もちろんそれは、直接的な異議申し立てや抵抗運動と比較すれば恐ろしく迂遠な方法である。しかし権力が本気で抑圧を始めるとき、飯島の方法は最後の砦である。二次大戦中の翼賛作家を非難するのは簡単だが、あの状況で権力に抗うのは非常に難しい。少年の日に軍国主義を刷り込まれた飯島にとって、どのような状況においても本質的に反権力である言葉の在り方を確認することは、ほとんどその実存に関わる重大事だったと言って良い。
ただ言葉の私有とは、言葉を特定個人のエゴで包み込むことではない。むしろ言葉を極限まで私有することで、権力の言葉とは逆に、人々の無意識を揺り動かす非私的な言葉に到達することである。しかしそれは大変困難だ。『私有制にかんするエスキス』もまた、頭に浮かんだ思考をできるだけ生のまま記述するエクリチュール・オートマチスムの手法で書かれているが、表題作は「きみのものがある/きみのものはない/水にくぐると他人の妻の/脚も きみの/妻の脚も見分けがつかかない」という詩行で始まっている。飯島の思考は私有と非私有の間を激しく揺れ動いている。
飯島は処女作からずっと「僕」「俺」という一人称で詩を書いてきた。しかし『夜明け一時間前の五つの詩他』の頃から、新たに「きみ」という三人称が加わった。「きみのいる地点はどこか/きみとは誰か?/この Who is you? という問いを/砕けちるガラス玉の音のうちに把握せよ。」(「見えるもの」Ⅴ 『私有制にかんするエスキス』)という形で、自己と他者に呼びかける書き方を始めたのである。この書き方で飯島は、自己の私性を相対化しようと試みている。非私的な言葉を希求するのなら、私の自我意識にこだわり続けることはできないからである。

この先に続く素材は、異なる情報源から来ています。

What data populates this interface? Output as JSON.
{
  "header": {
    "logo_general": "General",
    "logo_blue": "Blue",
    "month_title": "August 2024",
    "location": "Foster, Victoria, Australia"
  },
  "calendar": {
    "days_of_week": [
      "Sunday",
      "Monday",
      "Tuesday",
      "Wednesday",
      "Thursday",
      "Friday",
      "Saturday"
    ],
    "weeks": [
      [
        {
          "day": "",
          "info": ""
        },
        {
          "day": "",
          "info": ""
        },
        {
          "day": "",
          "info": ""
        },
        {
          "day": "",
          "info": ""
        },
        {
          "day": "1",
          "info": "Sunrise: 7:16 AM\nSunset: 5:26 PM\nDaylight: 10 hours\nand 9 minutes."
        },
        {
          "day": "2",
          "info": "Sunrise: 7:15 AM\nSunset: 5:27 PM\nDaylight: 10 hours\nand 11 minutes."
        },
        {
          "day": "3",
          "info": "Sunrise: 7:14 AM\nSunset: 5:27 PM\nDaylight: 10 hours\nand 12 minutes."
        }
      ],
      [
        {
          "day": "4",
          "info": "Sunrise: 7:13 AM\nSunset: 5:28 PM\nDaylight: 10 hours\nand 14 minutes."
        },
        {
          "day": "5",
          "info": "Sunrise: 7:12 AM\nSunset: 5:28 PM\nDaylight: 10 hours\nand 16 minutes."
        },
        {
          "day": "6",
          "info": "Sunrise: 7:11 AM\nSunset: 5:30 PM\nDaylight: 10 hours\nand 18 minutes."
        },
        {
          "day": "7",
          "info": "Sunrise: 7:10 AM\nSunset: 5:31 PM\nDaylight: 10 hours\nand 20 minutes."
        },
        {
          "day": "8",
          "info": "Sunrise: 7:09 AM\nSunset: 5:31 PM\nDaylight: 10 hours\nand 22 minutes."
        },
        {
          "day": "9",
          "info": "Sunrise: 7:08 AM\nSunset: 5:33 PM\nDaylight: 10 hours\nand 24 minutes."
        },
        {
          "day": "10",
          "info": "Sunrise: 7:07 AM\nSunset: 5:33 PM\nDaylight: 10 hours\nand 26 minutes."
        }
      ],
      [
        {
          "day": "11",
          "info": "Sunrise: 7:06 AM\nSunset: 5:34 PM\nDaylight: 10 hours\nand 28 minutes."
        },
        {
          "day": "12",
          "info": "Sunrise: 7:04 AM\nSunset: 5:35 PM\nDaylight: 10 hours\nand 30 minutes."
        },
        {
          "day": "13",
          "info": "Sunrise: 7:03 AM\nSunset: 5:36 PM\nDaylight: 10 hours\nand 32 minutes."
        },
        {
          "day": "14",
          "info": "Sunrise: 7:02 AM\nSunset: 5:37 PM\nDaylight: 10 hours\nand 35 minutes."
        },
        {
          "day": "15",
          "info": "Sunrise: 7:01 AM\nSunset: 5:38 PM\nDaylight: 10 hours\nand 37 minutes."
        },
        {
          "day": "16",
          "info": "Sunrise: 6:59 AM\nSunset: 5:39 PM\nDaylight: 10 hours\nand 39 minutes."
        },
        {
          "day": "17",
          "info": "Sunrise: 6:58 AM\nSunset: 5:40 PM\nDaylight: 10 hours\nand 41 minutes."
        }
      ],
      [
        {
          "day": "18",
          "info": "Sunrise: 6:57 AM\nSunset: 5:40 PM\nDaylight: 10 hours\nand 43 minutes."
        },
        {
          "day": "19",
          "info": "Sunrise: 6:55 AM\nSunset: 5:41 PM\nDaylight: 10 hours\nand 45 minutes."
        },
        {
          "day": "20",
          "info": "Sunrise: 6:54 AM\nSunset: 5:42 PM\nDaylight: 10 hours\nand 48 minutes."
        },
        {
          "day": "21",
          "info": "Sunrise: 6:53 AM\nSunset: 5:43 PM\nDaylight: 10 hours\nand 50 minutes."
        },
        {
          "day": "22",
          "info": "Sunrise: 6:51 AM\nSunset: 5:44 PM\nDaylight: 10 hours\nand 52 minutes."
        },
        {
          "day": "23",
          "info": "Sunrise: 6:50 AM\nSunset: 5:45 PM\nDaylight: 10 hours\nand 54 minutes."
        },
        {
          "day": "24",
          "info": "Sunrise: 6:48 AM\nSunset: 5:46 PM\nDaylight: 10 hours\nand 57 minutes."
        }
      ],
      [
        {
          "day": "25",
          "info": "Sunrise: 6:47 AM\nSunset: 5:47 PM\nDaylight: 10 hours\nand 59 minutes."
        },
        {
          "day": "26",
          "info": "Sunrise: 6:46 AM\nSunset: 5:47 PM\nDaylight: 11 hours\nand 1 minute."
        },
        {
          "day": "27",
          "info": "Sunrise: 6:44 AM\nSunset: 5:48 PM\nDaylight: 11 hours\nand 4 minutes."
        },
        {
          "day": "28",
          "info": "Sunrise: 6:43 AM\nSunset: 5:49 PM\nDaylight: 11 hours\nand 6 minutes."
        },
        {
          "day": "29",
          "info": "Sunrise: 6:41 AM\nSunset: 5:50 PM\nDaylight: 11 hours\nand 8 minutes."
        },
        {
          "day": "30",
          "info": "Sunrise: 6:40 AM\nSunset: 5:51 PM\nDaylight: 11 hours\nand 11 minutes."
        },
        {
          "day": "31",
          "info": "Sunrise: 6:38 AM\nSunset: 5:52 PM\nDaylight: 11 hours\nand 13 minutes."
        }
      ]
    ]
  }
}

廃墟を経験した戦後詩人として、飯島は私性を最も信頼できる拠り所として出発した。しかし飯島は現代詩の詩人でもある。シュルレアリスムは無意識を重視することで新たな思想や技法を見出した。無意識を言葉や絵にすることで、新たな認識地平を切り拓いたのである。権力とは異なる芸術のパブリックな言葉の力を信じるなら、私性の限界をどこかで脱却しなければならない。戦後詩的な自我意識を基盤としながらもそこからの超克の方法を探るという困難な道行きが、飯島文学のアポリアになってゆくのである。
一人の男が死ぬということは
その男の内部の光が死ぬ
というとだ。
生きるということは きみの内部に
きみのスペインが
刻々とその姿を変えながら 生きる
ということだ。
オレンジとオリーヴの群落のある
岩原が ひろがり出す。
きみの内部のスペインが消え
きみが自分だけになったとき、
きみは球体に閉じ込められたようになり、
病みおとろえてしまったのに。
(『ゴヤのファースト・ネームは』表題作 昭和四十九年[一九七四年])
昭和四十六年(一九七一年)から四十七年(七二年)の約一年間、飯島はいわゆる鬱病で自宅療養を余儀なくされた。『ゴヤのファースト・ネームは』は病から回復した飯島が出版した最初の詩集である。表題作の冒頭に「何にも興味をもたなかったきみが/ある日/ゴヤのファーストネームが知りたくて/隣の部屋まで駈けていた。」とあるように、ゴヤのファーストネームを知りたいという欲求が、鬱病からの回復のきっけかになったのである。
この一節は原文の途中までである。